6)No high places. The dog should not be allowed to get on the bed or couch unless you ask. High places are a way dominant dogs gain control. Dogs (like people and other mammals) feel more authoritative when on a higher level.

7)  Do not cater to demanding behavior. If you dog is barking in your face for attention, give the no-reward mark and walk away. After a few minutes of silence from the dog, ask it to come to you and sit. Then you can give attention.

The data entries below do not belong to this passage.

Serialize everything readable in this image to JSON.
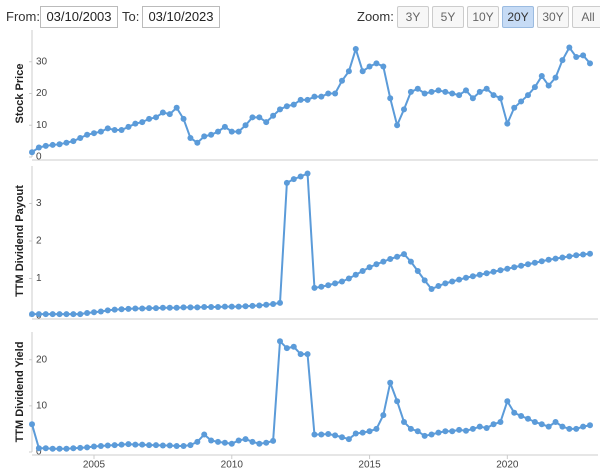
{
  "controls": {
    "from_label": "From:",
    "from_value": "03/10/2003",
    "to_label": "To:",
    "to_value": "03/10/2023",
    "zoom_label": "Zoom:",
    "zoom_buttons": [
      "3Y",
      "5Y",
      "10Y",
      "20Y",
      "30Y",
      "All"
    ],
    "zoom_active": 3
  },
  "chart_data": [
    {
      "type": "line",
      "ylabel": "Stock Price",
      "color": "#5b9bd9",
      "xlim": [
        2002.75,
        2023
      ],
      "ylim": [
        0,
        40
      ],
      "yticks": [
        0,
        10,
        20,
        30
      ],
      "x": [
        2002.75,
        2003,
        2003.25,
        2003.5,
        2003.75,
        2004,
        2004.25,
        2004.5,
        2004.75,
        2005,
        2005.25,
        2005.5,
        2005.75,
        2006,
        2006.25,
        2006.5,
        2006.75,
        2007,
        2007.25,
        2007.5,
        2007.75,
        2008,
        2008.25,
        2008.5,
        2008.75,
        2009,
        2009.25,
        2009.5,
        2009.75,
        2010,
        2010.25,
        2010.5,
        2010.75,
        2011,
        2011.25,
        2011.5,
        2011.75,
        2012,
        2012.25,
        2012.5,
        2012.75,
        2013,
        2013.25,
        2013.5,
        2013.75,
        2014,
        2014.25,
        2014.5,
        2014.75,
        2015,
        2015.25,
        2015.5,
        2015.75,
        2016,
        2016.25,
        2016.5,
        2016.75,
        2017,
        2017.25,
        2017.5,
        2017.75,
        2018,
        2018.25,
        2018.5,
        2018.75,
        2019,
        2019.25,
        2019.5,
        2019.75,
        2020,
        2020.25,
        2020.5,
        2020.75,
        2021,
        2021.25,
        2021.5,
        2021.75,
        2022,
        2022.25,
        2022.5,
        2022.75,
        2023
      ],
      "values": [
        1.5,
        3,
        3.5,
        3.8,
        4,
        4.5,
        5,
        6,
        7,
        7.5,
        8,
        9,
        8.5,
        8.5,
        9.5,
        10.5,
        11,
        12,
        12.5,
        14,
        13.5,
        15.5,
        12,
        6,
        4.5,
        6.5,
        7,
        8,
        9.5,
        8,
        8,
        10,
        12.5,
        12.5,
        11,
        13,
        15,
        16,
        16.5,
        18,
        18,
        19,
        19,
        20,
        20,
        24,
        27,
        34,
        27,
        28.5,
        29.5,
        28.5,
        18.5,
        10,
        15,
        20.5,
        21.5,
        20,
        20.5,
        21,
        20.5,
        20,
        19.5,
        21,
        18.5,
        20.5,
        21.5,
        19.5,
        18.5,
        10.5,
        15.5,
        17.5,
        19.5,
        22,
        25.5,
        22.5,
        25,
        30.5,
        34.5,
        31.5,
        32,
        29.5
      ]
    },
    {
      "type": "line",
      "ylabel": "TTM Dividend Payout",
      "color": "#5b9bd9",
      "xlim": [
        2002.75,
        2023
      ],
      "ylim": [
        0,
        4
      ],
      "yticks": [
        0,
        1,
        2,
        3
      ],
      "x": [
        2002.75,
        2003,
        2003.25,
        2003.5,
        2003.75,
        2004,
        2004.25,
        2004.5,
        2004.75,
        2005,
        2005.25,
        2005.5,
        2005.75,
        2006,
        2006.25,
        2006.5,
        2006.75,
        2007,
        2007.25,
        2007.5,
        2007.75,
        2008,
        2008.25,
        2008.5,
        2008.75,
        2009,
        2009.25,
        2009.5,
        2009.75,
        2010,
        2010.25,
        2010.5,
        2010.75,
        2011,
        2011.25,
        2011.5,
        2011.75,
        2012,
        2012.25,
        2012.5,
        2012.75,
        2013,
        2013.25,
        2013.5,
        2013.75,
        2014,
        2014.25,
        2014.5,
        2014.75,
        2015,
        2015.25,
        2015.5,
        2015.75,
        2016,
        2016.25,
        2016.5,
        2016.75,
        2017,
        2017.25,
        2017.5,
        2017.75,
        2018,
        2018.25,
        2018.5,
        2018.75,
        2019,
        2019.25,
        2019.5,
        2019.75,
        2020,
        2020.25,
        2020.5,
        2020.75,
        2021,
        2021.25,
        2021.5,
        2021.75,
        2022,
        2022.25,
        2022.5,
        2022.75,
        2023
      ],
      "values": [
        0.05,
        0.05,
        0.05,
        0.05,
        0.05,
        0.05,
        0.05,
        0.05,
        0.08,
        0.1,
        0.12,
        0.15,
        0.17,
        0.18,
        0.19,
        0.2,
        0.2,
        0.21,
        0.21,
        0.22,
        0.22,
        0.22,
        0.23,
        0.23,
        0.23,
        0.24,
        0.24,
        0.24,
        0.25,
        0.25,
        0.25,
        0.26,
        0.27,
        0.28,
        0.3,
        0.32,
        0.35,
        3.55,
        3.65,
        3.72,
        3.8,
        0.75,
        0.78,
        0.82,
        0.87,
        0.92,
        1.0,
        1.1,
        1.2,
        1.3,
        1.38,
        1.45,
        1.52,
        1.58,
        1.65,
        1.45,
        1.2,
        0.95,
        0.72,
        0.8,
        0.87,
        0.92,
        0.97,
        1.02,
        1.06,
        1.1,
        1.14,
        1.18,
        1.22,
        1.26,
        1.3,
        1.34,
        1.38,
        1.42,
        1.46,
        1.5,
        1.53,
        1.56,
        1.59,
        1.62,
        1.64,
        1.66
      ]
    },
    {
      "type": "line",
      "ylabel": "TTM Dividend Yield",
      "color": "#5b9bd9",
      "xlim": [
        2002.75,
        2023
      ],
      "ylim": [
        0,
        26
      ],
      "yticks": [
        0,
        10,
        20
      ],
      "xticks": [
        2005,
        2010,
        2015,
        2020
      ],
      "x": [
        2002.75,
        2003,
        2003.25,
        2003.5,
        2003.75,
        2004,
        2004.25,
        2004.5,
        2004.75,
        2005,
        2005.25,
        2005.5,
        2005.75,
        2006,
        2006.25,
        2006.5,
        2006.75,
        2007,
        2007.25,
        2007.5,
        2007.75,
        2008,
        2008.25,
        2008.5,
        2008.75,
        2009,
        2009.25,
        2009.5,
        2009.75,
        2010,
        2010.25,
        2010.5,
        2010.75,
        2011,
        2011.25,
        2011.5,
        2011.75,
        2012,
        2012.25,
        2012.5,
        2012.75,
        2013,
        2013.25,
        2013.5,
        2013.75,
        2014,
        2014.25,
        2014.5,
        2014.75,
        2015,
        2015.25,
        2015.5,
        2015.75,
        2016,
        2016.25,
        2016.5,
        2016.75,
        2017,
        2017.25,
        2017.5,
        2017.75,
        2018,
        2018.25,
        2018.5,
        2018.75,
        2019,
        2019.25,
        2019.5,
        2019.75,
        2020,
        2020.25,
        2020.5,
        2020.75,
        2021,
        2021.25,
        2021.5,
        2021.75,
        2022,
        2022.25,
        2022.5,
        2022.75,
        2023
      ],
      "values": [
        6,
        0.8,
        0.8,
        0.7,
        0.7,
        0.7,
        0.8,
        0.9,
        1,
        1.2,
        1.3,
        1.4,
        1.5,
        1.6,
        1.7,
        1.6,
        1.6,
        1.5,
        1.5,
        1.4,
        1.4,
        1.3,
        1.3,
        1.5,
        2.2,
        3.8,
        2.5,
        2.2,
        2,
        1.8,
        2.5,
        2.8,
        2.2,
        1.8,
        2,
        2.4,
        24,
        22.5,
        22.8,
        21.2,
        21.2,
        3.8,
        3.8,
        3.9,
        3.6,
        3.2,
        2.8,
        4,
        4.2,
        4.5,
        5,
        8,
        15,
        11,
        6.5,
        5,
        4.5,
        3.5,
        3.8,
        4.2,
        4.5,
        4.5,
        4.8,
        4.6,
        5,
        5.5,
        5.2,
        6,
        6.5,
        11,
        8.5,
        7.8,
        7.2,
        6.5,
        6,
        5.5,
        6.5,
        5.5,
        5,
        5,
        5.5,
        5.8
      ]
    }
  ]
}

8)  Watch for subtle, pushy and defiant behavior. Expect mistakes on your part and your dog's. No one is perfect.

9)  Freedom is to be earned.

Example: If your dog refuses to sit for being let out, the dog will not be able to run loose in the yard. It will have to go out on leash (with you holding the other end!) to relieve itself.

10)  Praise your dog! Remember, fair is fair and your dog can have as much love and attention as it earns. 

 

This way of interacting with your dog isn't cruel nor is it too much for you to ask. This is all about mutual respect. Never ask your dog to do something you wouldn't do. You have to work, pay taxes and drive the speed limit and your dog needs rules as well. If you give a human child everything for free, you're setting them up for failure. They won't learn valuable lessons needed for interacting with their world. Nothing in life is free. Children feel loved and safe when rules and structure are given to them. Dogs are no different. Each time you want to spoil your dog, think about their mental well being first. Instant gratification does not equal a confident and happy individual. Work and a true purpose in life is what it's all about. If they feel needed and useful, they feel confident and content and isn't that what we all want out of life?